BUCK UP
I had just finished filling my car with gas when the kindly-looking Eastern European gentleman approached me.
“Buck up,” he said.
I was touched. “Buck up” is a particularly old-fashioned British piece of advice, exhorting one’s fellow to be of good cheer: it was not one I’d heard used for years, even by a British person, and it was somehow soothing to have it rendered to me from this most unlikely source. Nor was it entirely inappropriate: although I won’t claim that all ten plagues of Egypt had been visited upon me in the course of that morning, it had nevertheless been a mildly trying one, and apparently it was showing in my face.
“Thank you,” I replied to him, because he was right, of course: life can be difficult for all of us, but then we can most of us stand to have it pointed out that it could be worse. “I have many blessings and, you’re right, I do need to take time to focus on them. Thank you for reminding me of that.”

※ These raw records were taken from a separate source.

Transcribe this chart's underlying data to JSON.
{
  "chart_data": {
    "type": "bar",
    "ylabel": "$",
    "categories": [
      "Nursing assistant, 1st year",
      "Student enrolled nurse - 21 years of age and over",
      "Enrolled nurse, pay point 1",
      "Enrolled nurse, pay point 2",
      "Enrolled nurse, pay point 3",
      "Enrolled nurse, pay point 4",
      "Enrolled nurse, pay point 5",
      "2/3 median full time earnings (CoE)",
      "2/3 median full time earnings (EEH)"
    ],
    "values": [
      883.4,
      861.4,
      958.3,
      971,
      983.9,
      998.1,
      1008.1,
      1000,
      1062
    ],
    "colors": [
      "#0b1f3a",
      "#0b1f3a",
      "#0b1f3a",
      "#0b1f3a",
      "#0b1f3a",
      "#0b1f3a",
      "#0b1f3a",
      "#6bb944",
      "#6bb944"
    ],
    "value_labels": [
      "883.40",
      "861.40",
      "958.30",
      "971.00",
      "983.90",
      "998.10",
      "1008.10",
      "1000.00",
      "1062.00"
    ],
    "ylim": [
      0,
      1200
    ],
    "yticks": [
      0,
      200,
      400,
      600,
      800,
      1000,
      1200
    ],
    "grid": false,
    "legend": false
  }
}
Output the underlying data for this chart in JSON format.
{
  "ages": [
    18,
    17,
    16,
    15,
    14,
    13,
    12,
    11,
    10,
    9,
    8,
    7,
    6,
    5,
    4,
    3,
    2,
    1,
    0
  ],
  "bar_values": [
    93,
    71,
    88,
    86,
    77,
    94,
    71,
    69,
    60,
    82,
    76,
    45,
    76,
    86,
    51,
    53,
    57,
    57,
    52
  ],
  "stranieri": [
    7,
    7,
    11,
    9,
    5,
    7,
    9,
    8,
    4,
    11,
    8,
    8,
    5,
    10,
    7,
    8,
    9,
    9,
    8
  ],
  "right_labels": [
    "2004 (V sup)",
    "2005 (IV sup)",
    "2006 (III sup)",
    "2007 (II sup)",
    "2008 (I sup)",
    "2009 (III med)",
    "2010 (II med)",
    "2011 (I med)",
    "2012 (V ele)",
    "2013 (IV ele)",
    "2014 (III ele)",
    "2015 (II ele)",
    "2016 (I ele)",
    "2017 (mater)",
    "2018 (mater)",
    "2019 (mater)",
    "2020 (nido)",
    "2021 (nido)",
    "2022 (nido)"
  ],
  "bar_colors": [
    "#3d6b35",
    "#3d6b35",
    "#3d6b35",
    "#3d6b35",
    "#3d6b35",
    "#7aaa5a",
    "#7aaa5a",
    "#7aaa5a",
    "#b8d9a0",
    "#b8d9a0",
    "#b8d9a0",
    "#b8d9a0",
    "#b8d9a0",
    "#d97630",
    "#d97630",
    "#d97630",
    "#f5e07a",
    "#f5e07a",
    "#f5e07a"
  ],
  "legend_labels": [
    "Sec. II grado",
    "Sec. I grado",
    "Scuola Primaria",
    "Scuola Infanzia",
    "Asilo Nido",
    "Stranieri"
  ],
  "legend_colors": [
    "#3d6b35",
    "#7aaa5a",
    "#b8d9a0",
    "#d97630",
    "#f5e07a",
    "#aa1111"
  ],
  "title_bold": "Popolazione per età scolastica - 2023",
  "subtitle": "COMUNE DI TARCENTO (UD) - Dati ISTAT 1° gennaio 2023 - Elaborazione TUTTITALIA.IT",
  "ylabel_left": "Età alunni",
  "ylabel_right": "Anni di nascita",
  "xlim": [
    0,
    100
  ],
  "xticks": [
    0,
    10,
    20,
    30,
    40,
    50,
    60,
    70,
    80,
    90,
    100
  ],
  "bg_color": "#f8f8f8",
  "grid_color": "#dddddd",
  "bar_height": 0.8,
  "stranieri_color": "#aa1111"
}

The gentleman nodded patiently.
“Buck up,” he repeated.
Unexpectedly, I found myself smiling. The last person who had suggested I “buck up,” had probably been Mr. Henderson back in London. Mr. Henderson had been our neighbor when I was a child. Mr. Henderson had been a retired senior administrative officer: he had sported a bristling white moustache, had smoked a pipe and carried a large white handkerchief in his breast pocket, and had said things like, “steady the Buffs,” and, “that’s uncommonly civil of you,” and, yes, on occasion, when he thought someone needed cheering, “buck up.” Mr. Henderson had invariably raised his hat when he saw me in the street, which as a nine-year-old, I had found irresistibly entrancing. Mr. Henderson, now that I thought about it, had very possibly been – in an impeccably proper and gentlemanlike fashion, of course – somewhat taken by my pretty (and, no doubt to his further most gallant approval, faithfully married woman and proud Catholic co-progenitor of five) mother. I wondered now, briefly, exactly how this sweet-faced Eastern European in the gas station had come by “buck up.” Maybe he too had known – somehow, somewhere, who knew where or when? – his own Mr. Henderson along the way of his life, and thought that this was how all English-speaking people spoke. Maybe he was an aficionado of pre-World War Two British cinema. Maybe he was a poetic sort who simply liked the phrase.
“Buck up,” said the gentleman again.
Slowly but surely, I was beginning to feel better.
“It’s quite a good idea, isn’t it?” I said.
When you took time to consider it, I now thought, it was a quite delicious idea, a much-needed jolt of positivity preserved in a throwback to a more innocent time. If only, I thought, life could be so simple that we could all just buck up, put our troubles into perspective, and decide to look on the bright side instead of bemoaning them. After all, I reminded myself, every cloud has a silver lining, and the rainbow must surely end somewhere. Already, I could feel my troubles of the morning receding: maybe, I thought, the whole world needed to be more like Mr. Henderson and this nice gentleman and adopt the “buck up” philosophy as a lodestar for living. Maybe, I thought, I’d start to say “buck up” myself.
“You know something?” I said. “I think I will do just that.”
He nodded and smiled. I nodded and smiled. We stood for a while, nodding and smiling at each other, a perfect exemplar of human understanding breaching the divides of race, culture and gender. It was really quite beautiful.
My new friend cleared his throat just a little.
“I need you to buck up please,” he said then. “Your car is blocking mine.”
Still smiling, he looked at me hopefully.
“Oh,” I said.
“Sorry,” I said.
I climbed into my car and, as he had requested, put it into reverse, and backed it up and out of his way.